Wed Jul 30 19:31:49 UTC 2008

Arthur Dent wrote:
> On Wed, Jul 30, 2008 at 06:29:23PM +0100, Arthur Dent wrote:
>> My current policy (now up to version 14!) looks like this (below),
> 
> Ooopps. Forgot to include that...
> 
> Here it is:
> ##########################################
> # cat myclamd.te
> policy_module(myclamd, 1.1.14)
> require {
>         type clamscan_t;
>         type clamd_t;
>         class tcp_socket { write create connect };
> 	type var_run_t;
>         type user_home_t;
>         class sock_file { write unlink create };
>         class file append;
> 	type unlabeled_t;
>         class association recvfrom;
> 	type procmail_log_t;
> 
> }
> 
> #============= clamd_t ==============
> allow clamd_t var_run_t:sock_file { unlink create };
> corenet_tcp_bind_generic_port(clamd_t)
> #corenet_tcp_bind_mail_port(clamd_t)
> #corenet_tcp_bind_msnp_port(clamd_t)
> #corenet_tcp_bind_asterisk_port(clamd_t)

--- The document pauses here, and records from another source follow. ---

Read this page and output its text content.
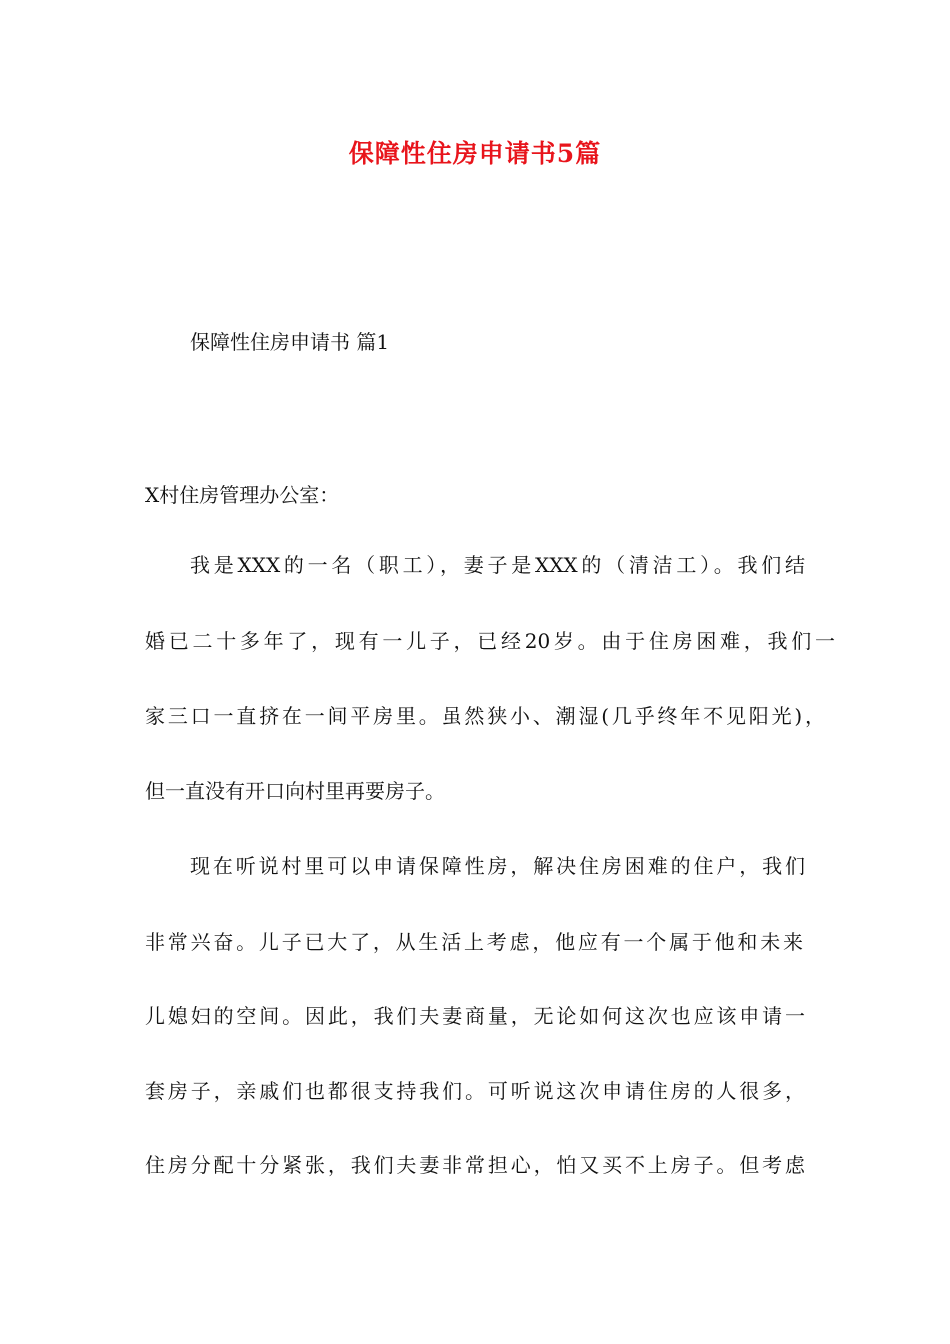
保障性住房申请书5篇
保障性住房申请书 篇1
X村住房管理办公室：
我是XXX的一名（职工），妻子是XXX的（清洁工）。我们结
婚已二十多年了，现有一儿子，已经20岁。由于住房困难，我们一
家三口一直挤在一间平房里。虽然狭小、潮湿(几乎终年不见阳光)，
但一直没有开口向村里再要房子。
现在听说村里可以申请保障性房，解决住房困难的住户，我们
非常兴奋。儿子已大了，从生活上考虑，他应有一个属于他和未来
儿媳妇的空间。因此，我们夫妻商量，无论如何这次也应该申请一
套房子，亲戚们也都很支持我们。可听说这次申请住房的人很多，
住房分配十分紧张，我们夫妻非常担心，怕又买不上房子。但考虑
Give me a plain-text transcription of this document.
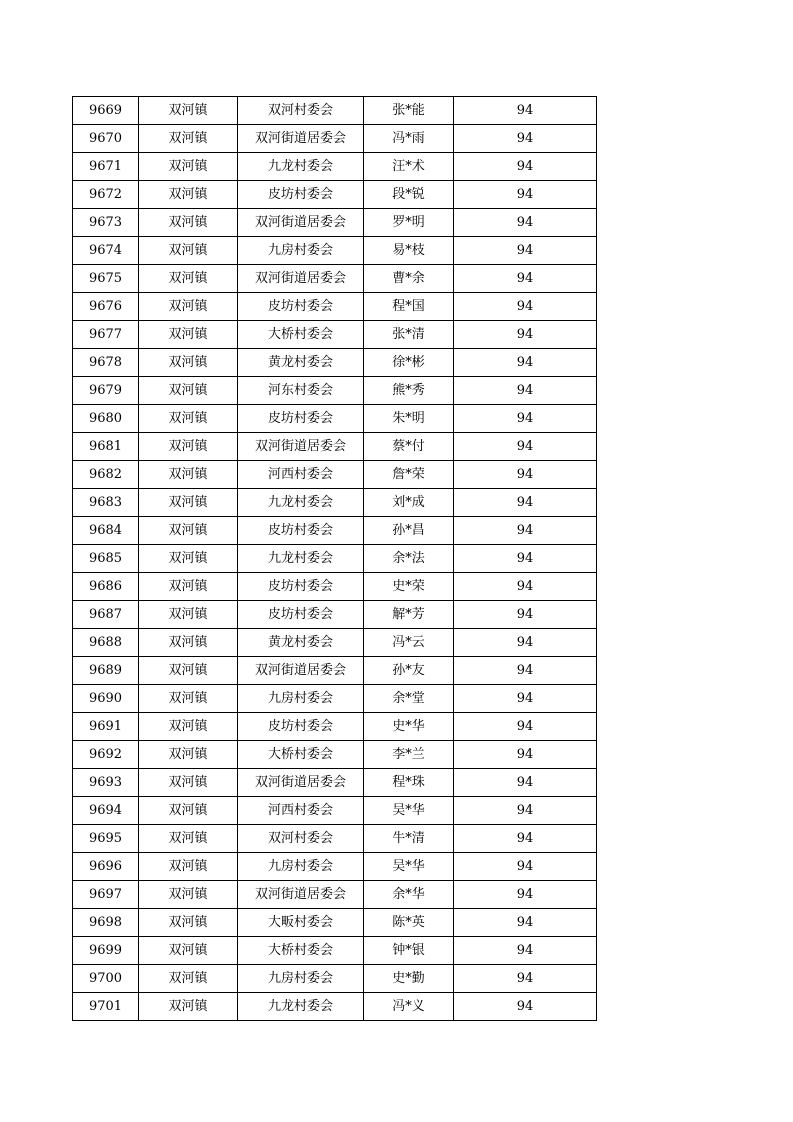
9669	双河镇	双河村委会	张*能	94
9670	双河镇	双河街道居委会	冯*雨	94
9671	双河镇	九龙村委会	汪*术	94
9672	双河镇	皮坊村委会	段*锐	94
9673	双河镇	双河街道居委会	罗*明	94
9674	双河镇	九房村委会	易*枝	94
9675	双河镇	双河街道居委会	曹*余	94
9676	双河镇	皮坊村委会	程*国	94
9677	双河镇	大桥村委会	张*清	94
9678	双河镇	黄龙村委会	徐*彬	94
9679	双河镇	河东村委会	熊*秀	94
9680	双河镇	皮坊村委会	朱*明	94
9681	双河镇	双河街道居委会	蔡*付	94
9682	双河镇	河西村委会	詹*荣	94
9683	双河镇	九龙村委会	刘*成	94
9684	双河镇	皮坊村委会	孙*昌	94
9685	双河镇	九龙村委会	余*法	94
9686	双河镇	皮坊村委会	史*荣	94
9687	双河镇	皮坊村委会	解*芳	94
9688	双河镇	黄龙村委会	冯*云	94
9689	双河镇	双河街道居委会	孙*友	94
9690	双河镇	九房村委会	余*堂	94
9691	双河镇	皮坊村委会	史*华	94
9692	双河镇	大桥村委会	李*兰	94
9693	双河镇	双河街道居委会	程*珠	94
9694	双河镇	河西村委会	吴*华	94
9695	双河镇	双河村委会	牛*清	94
9696	双河镇	九房村委会	吴*华	94
9697	双河镇	双河街道居委会	余*华	94
9698	双河镇	大畈村委会	陈*英	94
9699	双河镇	大桥村委会	钟*银	94
9700	双河镇	九房村委会	史*勤	94
9701	双河镇	九龙村委会	冯*义	94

> userdom_read_generic_user_home_content_files(clamd_t)
> 
> #============= clamscan_t ==============
> allow clamscan_t self:tcp_socket { write create connect };
> allow clamscan_t user_home_t:file append;
> allow clamscan_t var_run_t:sock_file write;
> corenet_tcp_connect_generic_port(clamscan_t)

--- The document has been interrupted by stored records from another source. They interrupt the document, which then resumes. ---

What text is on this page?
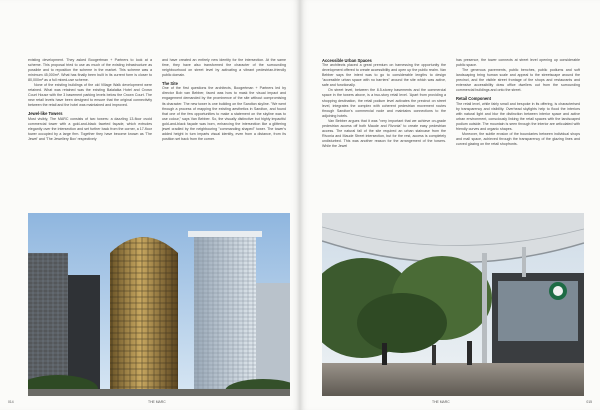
existing development. They asked Boogertman + Partners to look at a scheme. This proposal tried to use as much of the existing infrastructure as possible and to reposition the scheme in the market. This scheme was a minimum 45,000m². What has finally been built in its current form is closer to 80,000m² as a full mixed-use scheme.

None of the existing buildings of the old Village Walk development were retained. What was retained was the existing Balalaika Hotel and Crown Court House with the 3 basement parking levels below the Crown Court. The new retail levels have been designed to ensure that the original connectivity between the retail and the hotel was maintained and improved.

Jewel-like Towers

Most visibly, The MARC consists of two towers: a dazzling 13-floor ovoid commercial tower with a gold-and-black faceted façade, which extrudes elegantly over the intersection and set further back from the corner, a 17-floor tower occupied by a large firm. Together they have become known as 'The Jewel' and 'The Jewellery Box' respectively

and have created an entirely new identity for the intersection. At the same time, they have also transformed the character of the surrounding neighbourhood on street level by activating a vibrant pedestrian-friendly public domain.

The Site

One of the first questions the architects, Boogertman + Partners led by director Bob van Bebber, faced was how to mask the visual impact and engagement demanded by the prominence of the site without compromising its character. The new tower is one building on the Sandton skyline. "We went through a process of mapping the existing aesthetics in Sandton, and found that one of the few opportunities to make a statement on the skyline was to use colour," says Van Bebber. So, the visually distinctive but highly impactful gold-and-black façade was born, enhancing the intersection like a glittering jewel cradled by the neighbouring "commanding shaped" tower. The tower's added height in turn imparts visual identity, even from a distance, from its position set back from the corner.

014	THE MARC
Accessible Urban Spaces

The architects placed a great premium on harnessing the opportunity the development offered to create accessibility and open up the public realm. Van Bebber says the intent was to go to considerable lengths to design "accessible urban space with no barriers" around the site which was active, safe and functionally.

On street level, between the 8.5-storey basements and the commercial space in the towers above, is a two-story retail level. 'Apart from providing a shopping destination, the retail podium level activates the precinct on street level, integrates the complex with coherent pedestrian movement routes through Sandton's commercial node and maintains connections to the adjoining hotels.

Van Bebber argues that it was "very important that we achieve on-grade pedestrian access off both Maude and Rivonia" to create easy pedestrian access. The natural fall of the site required an urban staircase from the Rivonia and Maude Street intersection, but for the rest, access is completely undisturbed. This was another reason for the arrangement of the towers. While the Jewel

has presence, the tower connects at street level opening up considerable public space.

The generous pavements, public benches, public podiums and soft landscaping bring human scale and appeal to the streetscape around the precinct, and the visible street frontage of the shops and restaurants and extensive accessibility draw office dwellers out from the surrounding commercial buildings and onto the street.

Retail Component

The retail level, while fairly small and bespoke in its offering, is characterised by transparency and visibility. Overhead skylights help to flood the interiors with natural light and blur the distinction between interior space and active urban environment, consciously linking the retail spaces with the landscaped podium outside. The mountain is seen through the interior are articulated with friendly curves and organic shapes.

Moreover, the subtle erosion of the boundaries between individual shops and mall space, achieved through the transparency of the glazing lines and curved glazing on the retail shopfronts.

THE MARC	015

> corenet_sendrecv_unlabeled_packets(clamscan_t)
> mta_read_queue(clamscan_t)
> procmail_rw_tmp_files(clamscan_t)
> userdom_read_generic_user_home_content_files(clamscan_t)
> allow clamscan_t unlabeled_t:association recvfrom;
> sendmail_rw_pipes(clamscan_t)
> allow clamscan_t procmail_log_t:file append;
> ##########################################
> 
> Thanks again!
> 
> AD
> 
> 
> ------------------------------------------------------------------------
> 
> --
> fedora-selinux-list mailing list
> fedora-selinux-list at redhat.com
> https://www.redhat.com/mailman/listinfo/fedora-selinux-list
If you change the labeling on /var/run/clamd to clamd_var_run_t

chcon -R -t clamd_var_run_t /var/run/clamd

It should eliminate a couple of allow rules on /var/run above.